What Are the Advantages and Disadvantages of Peritoneal Dialysis?

Compared with in-center HD, the benefits of PD include:

  • greater lifestyle flexibility and independence, which can be especially important if you have to travel long distances to a dialysis unit;
  • a less restricted diet than if you receive HD, because PD is done more continuously than HD, so there is less build-up of potassium, sodium and fluid;
  • and the possibility of longer lasting residual kidney function.

However, PD might not be suitable for you if you have extensive surgical scarring in your abdomen, a hernia, limited ability to care for yourself or caregiving support, or inflammatory bowel disease or diverticulitis. It is also likely that people using PD will eventually have a decline in kidney function that will require HD or a kidney transplant.
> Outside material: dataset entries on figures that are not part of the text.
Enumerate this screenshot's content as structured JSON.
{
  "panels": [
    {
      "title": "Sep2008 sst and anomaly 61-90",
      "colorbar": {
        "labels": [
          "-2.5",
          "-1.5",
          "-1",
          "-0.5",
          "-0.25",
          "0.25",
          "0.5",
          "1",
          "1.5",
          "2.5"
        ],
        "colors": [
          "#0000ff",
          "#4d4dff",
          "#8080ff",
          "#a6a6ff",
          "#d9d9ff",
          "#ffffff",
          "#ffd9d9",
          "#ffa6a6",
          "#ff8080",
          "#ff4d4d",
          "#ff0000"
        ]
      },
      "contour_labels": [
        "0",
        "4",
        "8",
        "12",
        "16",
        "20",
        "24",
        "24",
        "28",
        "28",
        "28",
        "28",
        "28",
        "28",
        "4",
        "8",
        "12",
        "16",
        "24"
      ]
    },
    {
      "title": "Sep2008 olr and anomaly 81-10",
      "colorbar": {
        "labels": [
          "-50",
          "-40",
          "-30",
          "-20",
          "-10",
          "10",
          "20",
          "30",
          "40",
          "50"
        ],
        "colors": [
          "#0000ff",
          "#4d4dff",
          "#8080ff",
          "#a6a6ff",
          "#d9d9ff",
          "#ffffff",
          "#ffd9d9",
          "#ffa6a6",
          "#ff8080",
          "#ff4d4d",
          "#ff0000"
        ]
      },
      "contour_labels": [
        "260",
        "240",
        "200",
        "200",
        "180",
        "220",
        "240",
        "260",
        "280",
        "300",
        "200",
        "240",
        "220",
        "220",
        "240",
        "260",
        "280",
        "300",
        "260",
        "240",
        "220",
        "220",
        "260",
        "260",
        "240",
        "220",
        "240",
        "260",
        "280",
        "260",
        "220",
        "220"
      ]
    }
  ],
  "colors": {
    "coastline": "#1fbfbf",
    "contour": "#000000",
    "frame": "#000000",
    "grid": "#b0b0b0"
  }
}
How Has the COVID-19 Pandemic Affected the Treatment of People with Kidney Failure?

Patients with kidney failure, especially those receiving dialysis, are more susceptible to infections like COVID-19 than the general population and are at greater risk of severe disease or death when infected, partly because they are more likely to have other conditions that have been linked to severe COVID-19 (such as cardiovascular disease, diabetes, and cerebrovascular disease). Many patients experienced difficulties accessing HD during lockdowns, and those that could travel to a dialysis unit risked exposing themselves, their family and healthcare staff to COVID-19 infection. As a result, patients and healthcare providers have been encouraged to consider PD as a preferred option for kidney replacement therapy because home-based treatment prevents chains of transmission through in-center dialysis units, reduces the risk of exposure through travel, and helps to preserve hospital resources being stretched by this and possible future pandemics.

What Has Been the Effect of Increased Use of Peritoneal Dialysis during the Pandemic?

Evidence suggests that increased use of PD during the pandemic has had a beneficial effect. Survival and efficacy rates for patients undergoing PD are similar to those undergoing HD, and observational data from multiple countries have identified lower rates of COVID-19 infection in patients undergoing PD than those receiving in-center HD. In addition, fewer healthcare staff can support a larger number of patients through ongoing interaction using telehealth, although careful monitoring is required to ensure any negative effects are identified.

Take-Home Message for Patients

PD is currently underutilized, thought to be in part because of patient hesitancy, less frequent interaction with nephrologists and perceived lower levels of clinical oversight. However, if available, PD is an important treatment option that can protect patients with kidney failure from exposure to infection and may be worth their consideration in consultation with their clinical team.

Note: The authors of this paper make a declaration about grants, research support, consulting fees, lecture fees, etc. received from pharmaceutical companies. It is normal for authors to declare this in case it might be perceived as a conflict of interest. For more detail, see the Conflict of Interest Statement at the end of the paper.